In time, it seems almost inevitable that only FPGA company synthesis and place-and-route tools will survive. EDA company profit margins for FPGA synthesis continue to dwindle. Since Synplicity was acquired by EDA giant Synopsys, their movements have become harder to track. While they still have a healthy stream of product releases and upgrades to the Synplicity products, Synopsys as a company has not demonstrated a great deal of commitment to or confidence in the FPGA market (and with good reason). Mentor Graphics has also gradually gotten quieter with their FPGA messages over time. Perhaps the big EDA companies are both wrestling with these same complexities in the FPGA tools market and trying to decide how to proceed. Their history should tell them that a core enabling tool technology is the only way to score a “home run” with a third-party EDA tool. The FPGA companies have done an admirable job capturing and defending the FPGA synthesis market, and they won’t give it up easily. That single victory almost completely blocks EDA companies from any meaningful, high-growth, big-money participation in the rapidly growing FPGA market.

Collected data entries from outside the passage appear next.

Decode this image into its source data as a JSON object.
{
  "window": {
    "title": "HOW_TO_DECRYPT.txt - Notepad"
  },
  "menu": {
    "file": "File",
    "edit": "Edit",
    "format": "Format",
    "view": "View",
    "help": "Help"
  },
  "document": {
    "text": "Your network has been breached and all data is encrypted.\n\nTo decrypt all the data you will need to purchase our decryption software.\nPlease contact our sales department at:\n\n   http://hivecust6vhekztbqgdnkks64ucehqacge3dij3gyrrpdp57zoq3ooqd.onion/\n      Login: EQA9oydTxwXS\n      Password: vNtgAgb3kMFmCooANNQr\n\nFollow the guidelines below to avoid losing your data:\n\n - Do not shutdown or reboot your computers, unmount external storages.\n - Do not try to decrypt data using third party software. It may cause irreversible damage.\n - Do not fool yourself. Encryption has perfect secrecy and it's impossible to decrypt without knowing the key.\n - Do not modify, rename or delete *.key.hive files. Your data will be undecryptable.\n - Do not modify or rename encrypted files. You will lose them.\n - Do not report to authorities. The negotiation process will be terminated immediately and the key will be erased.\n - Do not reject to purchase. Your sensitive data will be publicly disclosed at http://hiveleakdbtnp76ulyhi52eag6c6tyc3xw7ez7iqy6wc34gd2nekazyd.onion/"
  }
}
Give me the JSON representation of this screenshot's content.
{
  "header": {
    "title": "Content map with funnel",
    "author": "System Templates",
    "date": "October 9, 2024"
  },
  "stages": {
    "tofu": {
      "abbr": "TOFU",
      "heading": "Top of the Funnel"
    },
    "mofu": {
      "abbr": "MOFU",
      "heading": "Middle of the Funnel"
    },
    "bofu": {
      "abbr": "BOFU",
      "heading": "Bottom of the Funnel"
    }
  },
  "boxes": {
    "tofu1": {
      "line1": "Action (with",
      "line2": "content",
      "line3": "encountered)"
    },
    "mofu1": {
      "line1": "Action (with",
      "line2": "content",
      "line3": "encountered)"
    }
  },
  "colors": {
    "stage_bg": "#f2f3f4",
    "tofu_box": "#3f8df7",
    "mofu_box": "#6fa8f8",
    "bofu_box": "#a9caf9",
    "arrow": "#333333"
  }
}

If the EDA companies lose, there are other losers as well. The smaller and startup FPGA companies, by-and-large, have not had the resources or the time to develop their own synthesis capabilities. That means their fortunes are connected with those of third-party EDA synthesis tools. However, their smaller audiences are not sufficient to carry the EDA companies to a robust, profitable business. If EDA abandons FPGA synthesis, smaller FPGA companies like Lattice, Actel/Microsemi and others could be in deep trouble.
As FPGAs expand their role in the market, this monopoly on implementation technologies like synthesis and place-and-route becomes even more insidious. While it is comparatively easy for a startup to come up with a new FPGA fabric architecture, make a deal with a merchant IC foundry, and start cranking out their own FPGAs, it is almost impossible to create a robust, commercially-viable synthesis and place-and-route tool suite – regardless of budget. In addition to millions of dollars in engineering and years of calendar time to mature, synthesis and place-and-route enigmatically require lots of customers to evolve. The proverbial infinite number of monkeys randomly banging on typewriters will write the complete works of Shakespeare in infinitely less time than it will take them to come up with working FPGA synthesis tools.

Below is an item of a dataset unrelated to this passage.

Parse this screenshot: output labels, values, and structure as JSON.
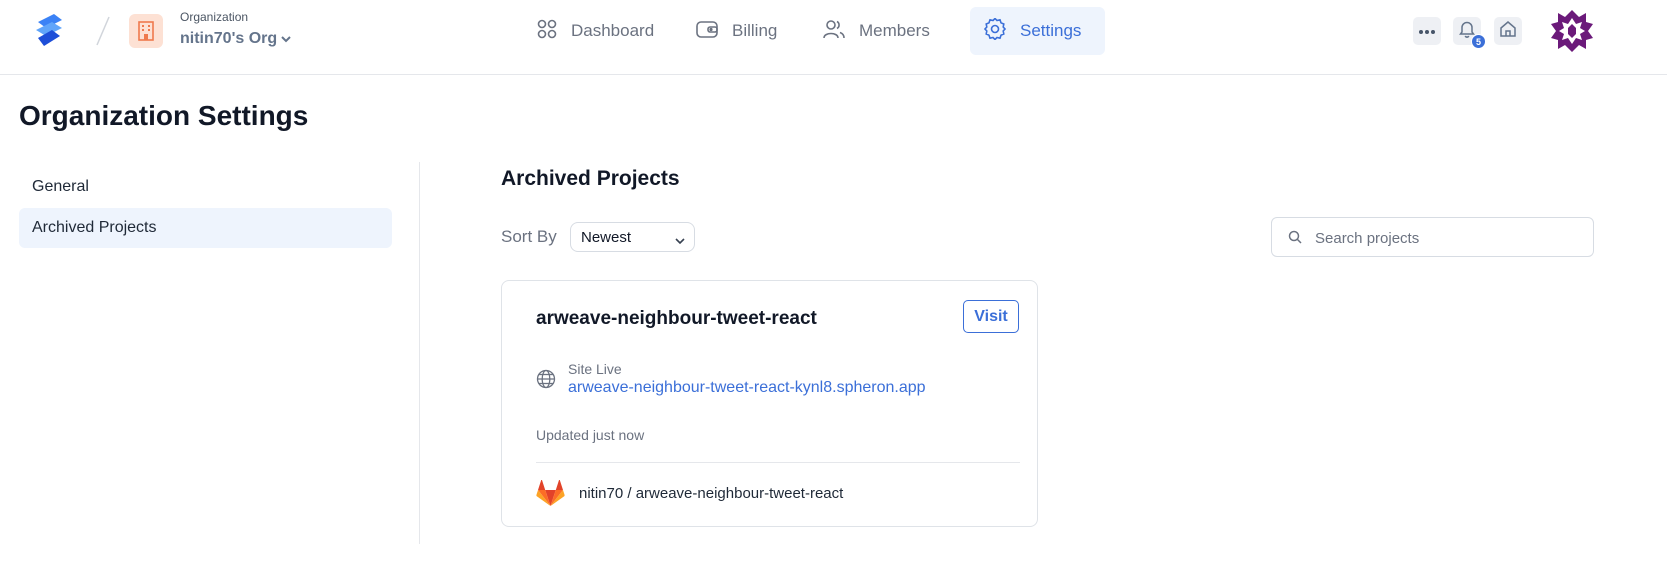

Since the two big FPGA companies evolved theirs with captive audiences during the boom days of the emergence of FPGA technology, the opportunity for willing and forgiving guinea pigs has passed. Synthesis and place-and-route are both NP-complete computing problems, so there is no “magic bullet” algorithm that will yield superior results. Development of these capabilities requires years of testing, evolution, and fine-tuning to monstrously complex software systems to reach the levels of capability we take for granted today. If a company such as Intel, for example, wanted to enter the FPGA business in a meaningful way, they’d have little alternative but to acquire one of the existing big FPGA companies – specifically to acquire the core technology of synthesis and place-and-route.

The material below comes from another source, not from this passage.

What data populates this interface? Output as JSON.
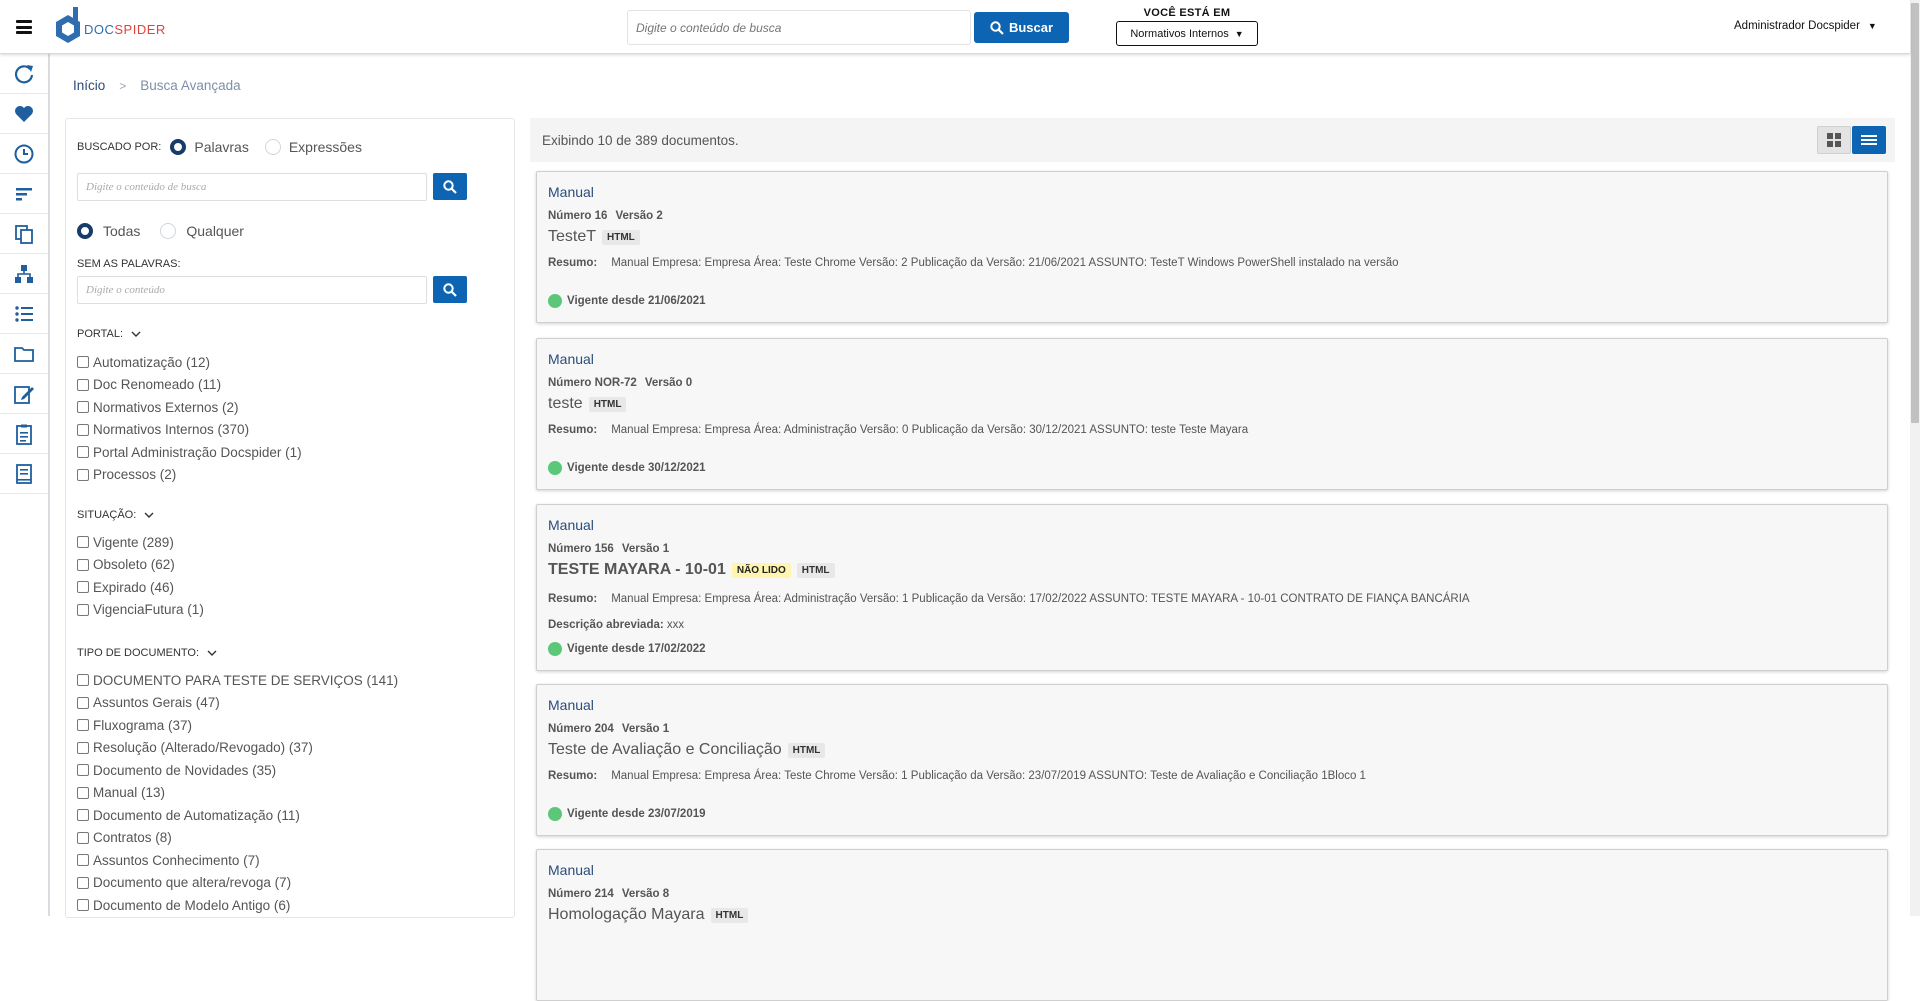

If FPGAs – or programmable logic technology in general – are a long-term important component of digital electronics, then synthesis and place-and-route have put just two companies – Xilinx and Altera – in the driver’s seat for the massive profit and growth that are possible in this market. That’s a lot of responsibility for two mid-sized companies to handle.
Dear engineering student, Regarding your question about FPGA synthesis and place-and-route compared with gcc… see above.